In conclusion, there is one more view which we venture, with all deference, to suggest. Surely the mediaeval folk were much the happier for all these ideas. Our own map of the world is dreadfully deficient in romance: it is really very hard to feel an eager interest in the exploration of Central Africa, or the discovery of the South Pole. If some traveller does delete the last white patch in the map of the Congo Free State, or push up some ice-crack to an open Antarctic Sea, we do not expect to gain any great good from it, or to hear any particularly startling news about these regions. It will be the difficulty of the task, not its results, that will direct attention to them. The discovery of a few more tribes of thoroughly uninteresting negroes, or a few more ice-blocked bays, has nothing in it to stir the heart of the world. We look for no marvels to be unveiled, no great problems that are to be solved. The naturalist may indeed be gladdened by the knowledge of a new species of Arctic gull, or a few varieties of tropical plants ; the collector of folk-lore may rejoice over some new and original negro funeral ceremonies; the merchant may find a new market for his cottons, — but these things will not prove very interesting to the mass of mankind.

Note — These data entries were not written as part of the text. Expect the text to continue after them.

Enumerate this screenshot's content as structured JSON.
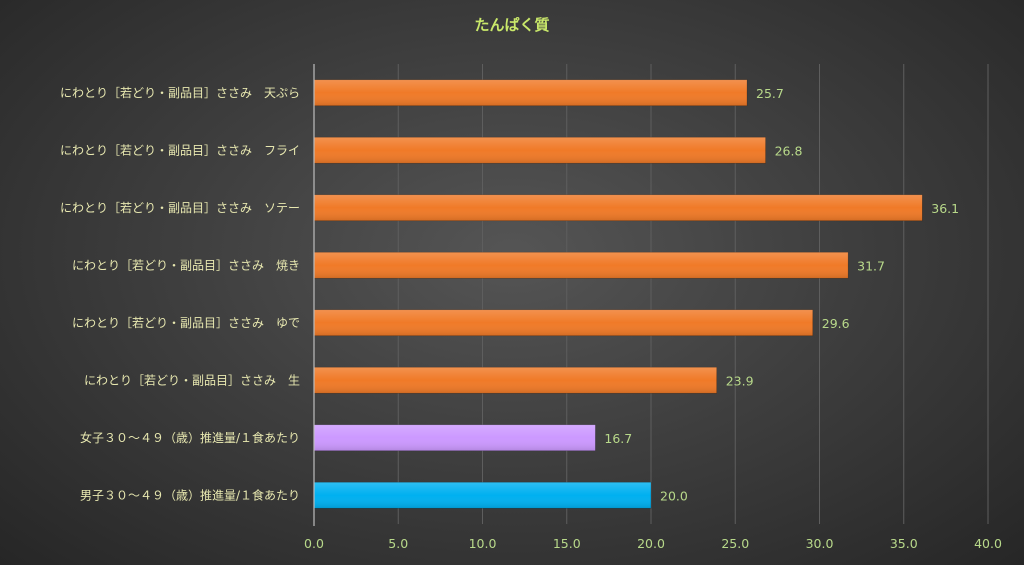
{
  "chart_data": {
    "type": "bar",
    "orientation": "horizontal",
    "title": "たんぱく質",
    "categories": [
      "にわとり［若どり・副品目］ささみ　天ぷら",
      "にわとり［若どり・副品目］ささみ　フライ",
      "にわとり［若どり・副品目］ささみ　ソテー",
      "にわとり［若どり・副品目］ささみ　焼き",
      "にわとり［若どり・副品目］ささみ　ゆで",
      "にわとり［若どり・副品目］ささみ　生",
      "女子３０～４９（歳）推進量/１食あたり",
      "男子３０～４９（歳）推進量/１食あたり"
    ],
    "values": [
      25.7,
      26.8,
      36.1,
      31.7,
      29.6,
      23.9,
      16.7,
      20.0
    ],
    "value_labels": [
      "25.7",
      "26.8",
      "36.1",
      "31.7",
      "29.6",
      "23.9",
      "16.7",
      "20.0"
    ],
    "bar_colors": [
      "#f07a28",
      "#f07a28",
      "#f07a28",
      "#f07a28",
      "#f07a28",
      "#f07a28",
      "#cc99ff",
      "#00b0f0"
    ],
    "xlim": [
      0,
      40
    ],
    "xticks": [
      "0.0",
      "5.0",
      "10.0",
      "15.0",
      "20.0",
      "25.0",
      "30.0",
      "35.0",
      "40.0"
    ],
    "xlabel": "",
    "ylabel": "",
    "grid": true,
    "legend": "none"
  }
}
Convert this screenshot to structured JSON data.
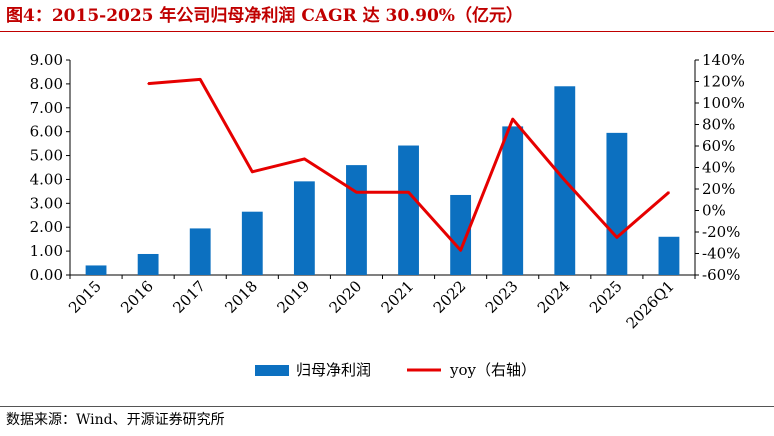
{
  "figure": {
    "title": "图4：2015-2025 年公司归母净利润 CAGR 达 30.90%（亿元）",
    "source": "数据来源：Wind、开源证券研究所"
  },
  "colors": {
    "bar": "#0c70c0",
    "line": "#e60000",
    "title": "#c00000"
  },
  "chart_data": {
    "type": "bar",
    "categories": [
      "2015",
      "2016",
      "2017",
      "2018",
      "2019",
      "2020",
      "2021",
      "2022",
      "2023",
      "2024",
      "2025",
      "2026Q1"
    ],
    "y_left": {
      "ylim": [
        0,
        9
      ],
      "ticks": [
        0,
        1,
        2,
        3,
        4,
        5,
        6,
        7,
        8,
        9
      ],
      "tick_labels": [
        "0.00",
        "1.00",
        "2.00",
        "3.00",
        "4.00",
        "5.00",
        "6.00",
        "7.00",
        "8.00",
        "9.00"
      ]
    },
    "y_right": {
      "ylim": [
        -60,
        140
      ],
      "ticks": [
        -60,
        -40,
        -20,
        0,
        20,
        40,
        60,
        80,
        100,
        120,
        140
      ],
      "tick_labels": [
        "-60%",
        "-40%",
        "-20%",
        "0%",
        "20%",
        "40%",
        "60%",
        "80%",
        "100%",
        "120%",
        "140%"
      ]
    },
    "series": [
      {
        "name": "归母净利润",
        "type": "bar",
        "axis": "left",
        "values": [
          0.4,
          0.88,
          1.95,
          2.65,
          3.92,
          4.6,
          5.42,
          3.35,
          6.22,
          7.9,
          5.95,
          1.6
        ]
      },
      {
        "name": "yoy（右轴）",
        "type": "line",
        "axis": "right",
        "values": [
          null,
          118,
          122,
          36,
          48,
          17,
          17,
          -37,
          85,
          28,
          -25,
          17
        ]
      }
    ],
    "grid": false,
    "legend": "bottom-center"
  }
}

Now in the middle ages everything was exactly the reverse of this. The greater part of the world’s surface was still unknown. There was hardly anything on which the adventurous traveller might not come. He might reach populous lands and cities, rich far beyond the ideas of the European world; he might, on the other hand, come to the land of the griffin and the flying serpent, or, as Shakespeare puts it in Othello, to

“antres vast and deserts idle,
Rough quarries, rocks and hills whose heads touch heaven,”

and to

“The Cannibals that each other eat,
The Anthropophagi, and men whose heads
Do grow beneath their shoulders.”

There was a glorious uncertainty in these voyages of discovery: one man would find the passage to India round the Cape of Good Hope, or kingdoms like Mexico or Peru; another would follow after equally uncertain rumours, and meet nothing but disaster, or even never be heard of again. Discovery could not possibly manage to be uninteresting in those days; and as if there were not enough real marvels to be found, the legends were continually holding out fabulous ones for the adventurous to seek. Now of all the legends, it can hardly be disputed that the legends of the Earthly Paradise were the most attractive. Men might not desire at once to leave their present life for the search after the beautiful land of endless rest without death; but still it was a comfortable feeling to know that such a land did exist. If a man’s life went hopelessly wrong, if he was in despair and felt that the world was out of joint, there was still this refuge left for him; it only needed a little more perseverance and courage than that of the last voyager who had almost reached the happy land, and then there would be for ever a quiet and blissful repose in some Avilion of the Western sea. We do not say that the men of the fourteenth or fifteenth century were happier than we of the twentieth; but certainly it was something not to be bound down by the prosaic bonds of that knowledge which forbids us to dream that we may

“Some day be at rest,
And follow the shining sinking sun down into the shining West.”

The world grows terribly small, and as it shrinks the glory of romance and adventure dies away.